Oui, dans la plupart des cas. Refashion précise sur sa page de tri que les articles peuvent être déchirés, usés, froissés ou légèrement tachés : ils seront orientés vers le recyclage plutôt que la revente, mais restent dans le circuit. Seuls les textiles souillés par de la peinture ou des produits chimiques doivent aller directement à la poubelle ou en déchèterie.

Faut-il attacher les chaussures avant de les donner ?

Oui. Les points de collecte et les ressourceries demandent des chaussures liées par paires, avec un lacet ou un élastique, pour qu'elles ne se séparent pas pendant le transport et le tri. Une chaussure isolée est plus difficile à revendre et finit souvent recyclée alors que la paire complète aurait pu être revendue.

Les sous-vêtements sont-ils acceptés ?

Cela dépend de la structure. Certaines ressourceries et associations refusent les sous-vêtements et maillots de bain par principe d'hygiène, même propres, d'autres les acceptent dans le circuit du recyclage textile. Le plus sûr est de vérifier auprès du point de dépôt avant de les inclure dans le sac.

Pourquoi ne pas laisser un sac au pied d'un conteneur plein ?

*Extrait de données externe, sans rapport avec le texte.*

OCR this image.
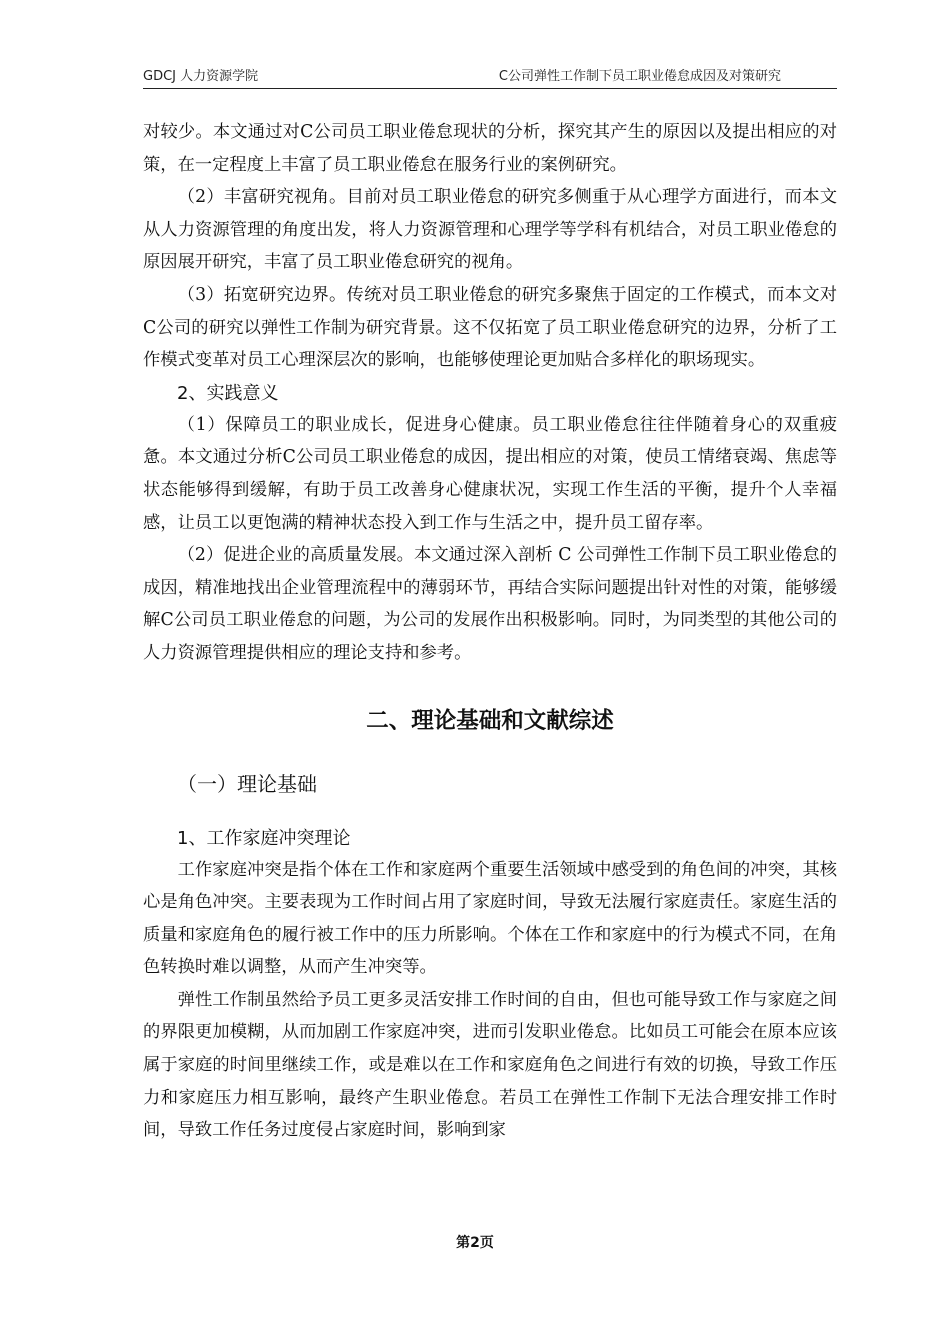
GDCJ 人力资源学院	C公司弹性工作制下员工职业倦怠成因及对策研究

对较少。本文通过对C公司员工职业倦怠现状的分析，探究其产生的原因以及提出相应的对策，在一定程度上丰富了员工职业倦怠在服务行业的案例研究。

（2）丰富研究视角。目前对员工职业倦怠的研究多侧重于从心理学方面进行，而本文从人力资源管理的角度出发，将人力资源管理和心理学等学科有机结合，对员工职业倦怠的原因展开研究，丰富了员工职业倦怠研究的视角。

（3）拓宽研究边界。传统对员工职业倦怠的研究多聚焦于固定的工作模式，而本文对C公司的研究以弹性工作制为研究背景。这不仅拓宽了员工职业倦怠研究的边界，分析了工作模式变革对员工心理深层次的影响，也能够使理论更加贴合多样化的职场现实。

2、实践意义

（1）保障员工的职业成长，促进身心健康。员工职业倦怠往往伴随着身心的双重疲惫。本文通过分析C公司员工职业倦怠的成因，提出相应的对策，使员工情绪衰竭、焦虑等状态能够得到缓解，有助于员工改善身心健康状况，实现工作生活的平衡，提升个人幸福感，让员工以更饱满的精神状态投入到工作与生活之中，提升员工留存率。

（2）促进企业的高质量发展。本文通过深入剖析 C 公司弹性工作制下员工职业倦怠的成因，精准地找出企业管理流程中的薄弱环节，再结合实际问题提出针对性的对策，能够缓解C公司员工职业倦怠的问题，为公司的发展作出积极影响。同时，为同类型的其他公司的人力资源管理提供相应的理论支持和参考。

二、理论基础和文献综述
（一）理论基础
1、工作家庭冲突理论

工作家庭冲突是指个体在工作和家庭两个重要生活领域中感受到的角色间的冲突，其核心是角色冲突。主要表现为工作时间占用了家庭时间，导致无法履行家庭责任。家庭生活的质量和家庭角色的履行被工作中的压力所影响。个体在工作和家庭中的行为模式不同，在角色转换时难以调整，从而产生冲突等。

弹性工作制虽然给予员工更多灵活安排工作时间的自由，但也可能导致工作与家庭之间的界限更加模糊，从而加剧工作家庭冲突，进而引发职业倦怠。比如员工可能会在原本应该属于家庭的时间里继续工作，或是难以在工作和家庭角色之间进行有效的切换，导致工作压力和家庭压力相互影响，最终产生职业倦怠。若员工在弹性工作制下无法合理安排工作时间，导致工作任务过度侵占家庭时间，影响到家

第2页
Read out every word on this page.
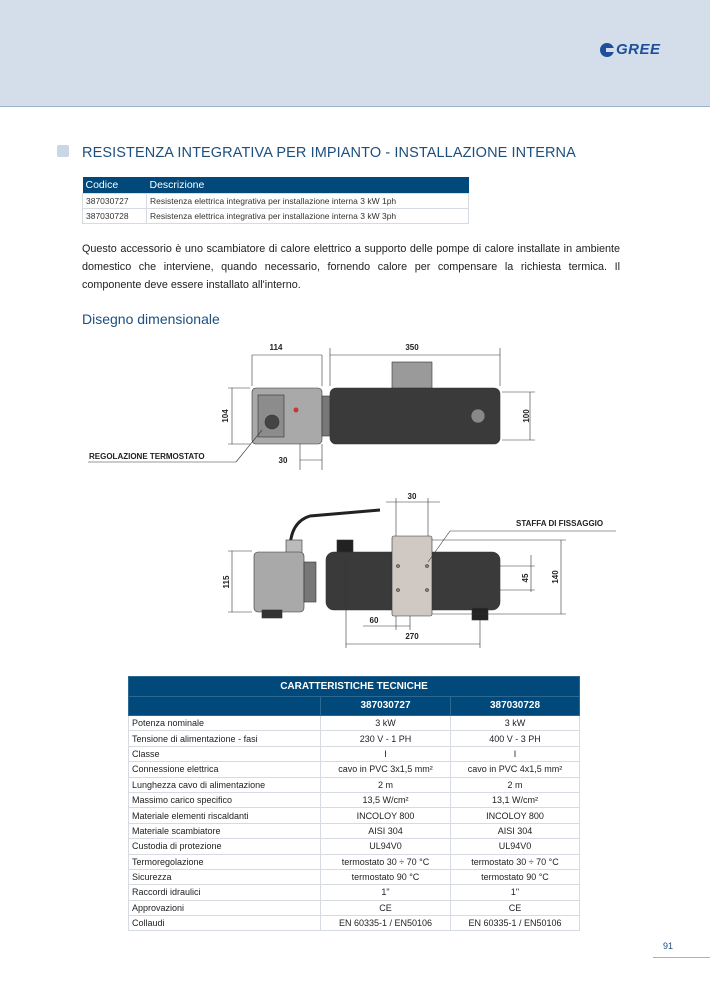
GREE
RESISTENZA INTEGRATIVA PER IMPIANTO - INSTALLAZIONE INTERNA
Codice	Descrizione
387030727	Resistenza elettrica integrativa per installazione interna 3 kW 1ph
387030728	Resistenza elettrica integrativa per installazione interna 3 kW 3ph

Questo accessorio è uno scambiatore di calore elettrico a supporto delle pompe di calore installate in ambiente domestico che interviene, quando necessario, fornendo calore per compensare la richiesta termica. Il componente deve essere installato all'interno.

Disegno dimensionale
114	350
104	100
30
REGOLAZIONE TERMOSTATO
30
115	45	140
60
270
STAFFA DI FISSAGGIO
CARATTERISTICHE TECNICHE		
	387030727	387030728
Potenza nominale	3 kW	3 kW
Tensione di alimentazione - fasi	230 V - 1 PH	400 V - 3 PH
Classe	I	I
Connessione elettrica	cavo in PVC 3x1,5 mm²	cavo in PVC 4x1,5 mm²
Lunghezza cavo di alimentazione	2 m	2 m
Massimo carico specifico	13,5 W/cm²	13,1 W/cm²
Materiale elementi riscaldanti	INCOLOY 800	INCOLOY 800
Materiale scambiatore	AISI 304	AISI 304
Custodia di protezione	UL94V0	UL94V0
Termoregolazione	termostato 30 ÷ 70 °C	termostato 30 ÷ 70 °C
Sicurezza	termostato 90 °C	termostato 90 °C
Raccordi idraulici	1"	1"
Approvazioni	CE	CE
Collaudi	EN 60335-1 / EN50106	EN 60335-1 / EN50106
91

Refashion rappelle sur sa page dédiée aux points de collecte de ne rien laisser traîner sur la voie publique. Un sac laissé dehors se mouille, se salit ou est renversé, ce qui rend souvent le contenu invendable et parfois même inutilisable pour le recyclage. Mieux vaut chercher un autre point de collecte ou rapporter le sac chez soi.

Un don de vêtements donne-t-il droit à un reçu fiscal ?

Pas automatiquement. Cela dépend du statut de la structure et de sa capacité à identifier votre don. Certaines associations délivrent un reçu sous conditions, d'autres non, et un dépôt anonyme en conteneur n'en permet aucun. Il faut le demander directement au moment du dépôt, sans compter dessus par défaut.

Sources publiques consultées le 11 septembre 2026 : Refashion, Trier mes vêtements (consignes de tri), Refashion, Trouver un point de collecte, ADEME, Que faire de mes déchets, catégorie vêtements, Le Relais, page d'accueil (chiffres collecte et insertion). Les conditions d’une structure ne valent pas pour toutes les autres, confirmez auprès de celle que vous visez.